In my opinion, this approach would have only a limited amount of success:

  • Reviewing AI-generated code is a show stopper in general. AI writes much more code than a human can review properly. Very quickly, this process would degrade into LGTM-ing most of the code changes (LGTM means “looks good to me”, or in other words - “I didn’t even read it”).
  • Reviewing code you have never worked on yourself is a generally ineffective approach. A reviewer is detached from the code: he does not know the codebase intimately, or the logic and history behind it. To be an effective reviewer, you need to be a co-author of the code.
  • Being a top-level strategist is possible, but in the long run your engineering skills would degrade: they are based on the groundwork, writing, debugging, testing and optimizing code, and the AI-driven development would likely deprive you of these activities.

All these factors combined might lead the project to an unexpected dead end. Imagine, we’re facing a critical bug, and AI fails to fix it. Now we need a human engineer to fix it - with all his skills, experience, ability to think out of the box and intuition. The most complicated bugs in my career were not too hard to fix, but they were very hard to locate, and all these skills, knowledge, intuition and all other traits of a seasoned software engineer were mandatory to do it. Clearly, any AI lacks these traits - at best, its capabilities are nowhere near a human’s. An AI might thoroughly read the code, write more tests - but it will never guess that the root cause of the bug might be in the networking configuration on your production cluster. A human engineer would.
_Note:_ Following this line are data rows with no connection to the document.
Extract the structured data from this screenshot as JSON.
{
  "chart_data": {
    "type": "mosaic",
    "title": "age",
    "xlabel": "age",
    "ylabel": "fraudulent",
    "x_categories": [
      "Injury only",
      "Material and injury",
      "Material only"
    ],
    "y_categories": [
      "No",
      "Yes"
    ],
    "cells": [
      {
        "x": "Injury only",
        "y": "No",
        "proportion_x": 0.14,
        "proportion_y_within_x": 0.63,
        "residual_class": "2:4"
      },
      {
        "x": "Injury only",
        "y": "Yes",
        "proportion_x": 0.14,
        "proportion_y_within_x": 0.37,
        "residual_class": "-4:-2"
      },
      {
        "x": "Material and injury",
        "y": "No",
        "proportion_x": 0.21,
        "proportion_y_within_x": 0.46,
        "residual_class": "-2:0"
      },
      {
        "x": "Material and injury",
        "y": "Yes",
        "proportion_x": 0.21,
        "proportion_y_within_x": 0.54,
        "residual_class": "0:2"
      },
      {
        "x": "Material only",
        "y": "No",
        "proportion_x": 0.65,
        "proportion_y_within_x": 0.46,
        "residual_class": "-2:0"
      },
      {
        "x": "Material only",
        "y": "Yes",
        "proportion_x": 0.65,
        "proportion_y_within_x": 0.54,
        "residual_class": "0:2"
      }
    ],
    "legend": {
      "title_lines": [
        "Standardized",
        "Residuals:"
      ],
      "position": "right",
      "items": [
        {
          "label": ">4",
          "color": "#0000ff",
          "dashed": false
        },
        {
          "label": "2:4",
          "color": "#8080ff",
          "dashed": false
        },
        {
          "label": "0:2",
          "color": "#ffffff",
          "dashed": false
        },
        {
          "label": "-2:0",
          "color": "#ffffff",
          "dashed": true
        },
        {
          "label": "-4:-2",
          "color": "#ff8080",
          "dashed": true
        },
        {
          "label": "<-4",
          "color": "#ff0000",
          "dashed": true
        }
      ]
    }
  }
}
But these human skills are not just available on demand! Unlike AI, humans need to keep their skills sharp - both in general and relative to a certain project. The latter is especially important - you may hire a highly-skilled engineer on the market, but you cannot hire an engineer that has deep knowledge of your code, product or infrastructure. These skills are built through dedicated groundwork - and AI takes that groundwork away from engineers.

The AI might help you build an average-level product, but in the long run you would end up in a swamp of mediocrity.